The off-diagonals of this matrix contain the covariance between \(X\) and \(Y\):

\[Cov(X,Y) = \rho_{XY}\sigma _{X}\sigma _{Y}\]

The joint distribution of \(X\) and \(Y\) is defined as follows:

\[\begin{equation}\label{eq:jointpriordistfoundations} \begin{pmatrix} X \\ Y \\ \end{pmatrix} \sim \mathcal{N}_2 \left( \begin{pmatrix} 0 \\ 0 \\ \end{pmatrix}, \Sigma \right) \end{equation}\]

The joint PDF has the property that the volume under the curve sums to 1.

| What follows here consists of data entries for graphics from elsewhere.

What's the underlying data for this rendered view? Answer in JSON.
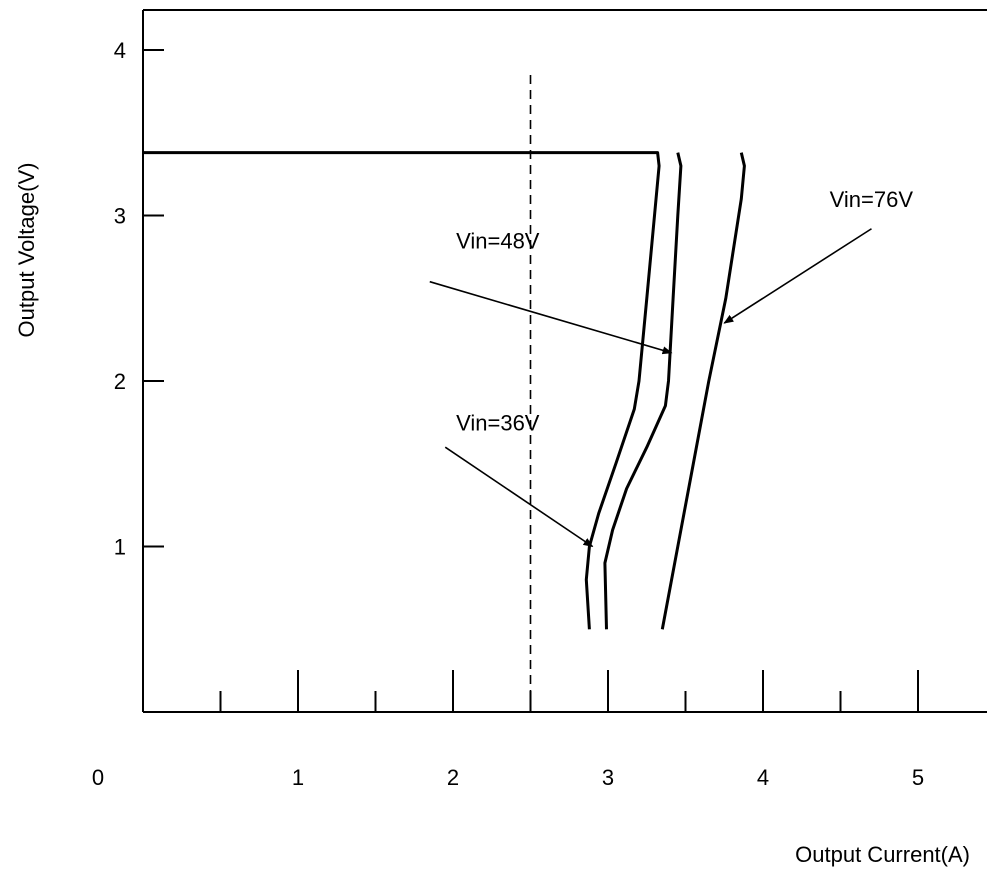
{
  "chart_data": {
    "type": "line",
    "title": "",
    "xlabel": "Output Current(A)",
    "ylabel": "Output Voltage(V)",
    "xlim": [
      0,
      5.5
    ],
    "ylim": [
      0,
      4.25
    ],
    "x_ticks": [
      0,
      1,
      2,
      3,
      4,
      5
    ],
    "x_minor_ticks": [
      0.5,
      1.5,
      2.5,
      3.5,
      4.5
    ],
    "y_ticks": [
      1,
      2,
      3,
      4
    ],
    "grid": false,
    "legend": "none",
    "reference_line": {
      "x": 2.5,
      "style": "dashed"
    },
    "series": [
      {
        "name": "Vin=36V",
        "points": [
          [
            0,
            3.38
          ],
          [
            3.32,
            3.38
          ],
          [
            3.33,
            3.3
          ],
          [
            3.3,
            3.0
          ],
          [
            3.25,
            2.5
          ],
          [
            3.2,
            2.0
          ],
          [
            3.17,
            1.83
          ],
          [
            3.05,
            1.5
          ],
          [
            2.94,
            1.2
          ],
          [
            2.88,
            1.0
          ],
          [
            2.86,
            0.8
          ],
          [
            2.88,
            0.5
          ]
        ]
      },
      {
        "name": "Vin=48V",
        "points": [
          [
            3.45,
            3.38
          ],
          [
            3.47,
            3.3
          ],
          [
            3.45,
            3.0
          ],
          [
            3.42,
            2.5
          ],
          [
            3.39,
            2.0
          ],
          [
            3.37,
            1.85
          ],
          [
            3.25,
            1.6
          ],
          [
            3.12,
            1.35
          ],
          [
            3.03,
            1.1
          ],
          [
            2.98,
            0.9
          ],
          [
            2.99,
            0.5
          ]
        ]
      },
      {
        "name": "Vin=76V",
        "points": [
          [
            3.86,
            3.38
          ],
          [
            3.88,
            3.3
          ],
          [
            3.86,
            3.1
          ],
          [
            3.76,
            2.5
          ],
          [
            3.65,
            2.0
          ],
          [
            3.55,
            1.5
          ],
          [
            3.45,
            1.0
          ],
          [
            3.35,
            0.5
          ]
        ]
      }
    ],
    "annotations": [
      {
        "text": "Vin=48V",
        "text_x": 2.02,
        "text_y": 2.8,
        "arrow_from": [
          1.85,
          2.6
        ],
        "arrow_to": [
          3.41,
          2.17
        ]
      },
      {
        "text": "Vin=36V",
        "text_x": 2.02,
        "text_y": 1.7,
        "arrow_from": [
          1.95,
          1.6
        ],
        "arrow_to": [
          2.9,
          1.0
        ]
      },
      {
        "text": "Vin=76V",
        "text_x": 4.43,
        "text_y": 3.05,
        "arrow_from": [
          4.7,
          2.92
        ],
        "arrow_to": [
          3.75,
          2.35
        ]
      }
    ]
  }
}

Formally, we would write the volume under the curve as a double integral: we are summing up the volume under the curve for both \(X\) and \(Y\) (hence the two integrals).

\[\begin{equation} \iint_{S_{X,Y}} f_{X,Y}(x,y)\, dx dy = 1 \end{equation}\]

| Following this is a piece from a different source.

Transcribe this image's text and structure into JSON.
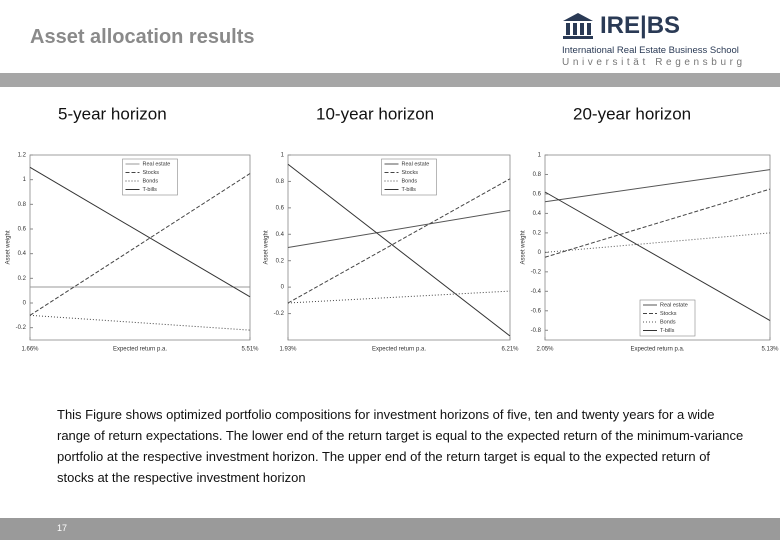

Here, the terms \(dx\) and \(dy\) express the fact that we are computing the volume under the curve along the \(X\) axis and the \(Y\) axis.

The joint CDF would be written as follows. The equation below gives us the probability of observing a value like \((u,v)\) or some value smaller than that (i.e., some \((u',v')\), such that \(u'<u\) and \(v'<v\)).

\[\begin{equation} \begin{split} F_{X,Y}(u,v) =& \hbox{Prob}(X<u,Y<v)\\ =& \int_{-\infty}^u \int_{-\infty}^v f_{X,Y}(x,y)\, dy dx \\ ~& \hbox{ for } (x,y) \in \mathbb{R}^2\\ \end{split} \end{equation}\]

Just as in the discrete case, the marginal distributions can be derived by marginalizing out the other random variable:

\[\begin{equation} f_X(x) = \int_{S_Y} f_{X,Y}(x,y)\, dy \quad f_Y(y) = \int_{S_X} f_{X,Y}(x,y)\, dx \end{equation}\]

Here, \(S_X\) and \(S_Y\) are the respective supports.

Generate simulated bivariate (multivariate) data

## define a variance-covariance matrix:
Sigma <- matrix(c(5^2, 5 * 10 * 0.6, 
                  5 * 10 * 0.6, 10^2),
  byrow = FALSE, ncol = 2
)
## generate data:
u <- MASS::mvrnorm(n = 100, mu = c(0, 0), 
                   Sigma = Sigma)
head(u, n = 3)
##           [,1]       [,2]
## [1,] -1.796916  -6.710635
## [2,] -1.240513   9.394426
## [3,] -3.011623 -12.695913

One practical implication: Such bi/multivariate distributions become critically important to understand when we turn to hierarchical (linear mixed) models.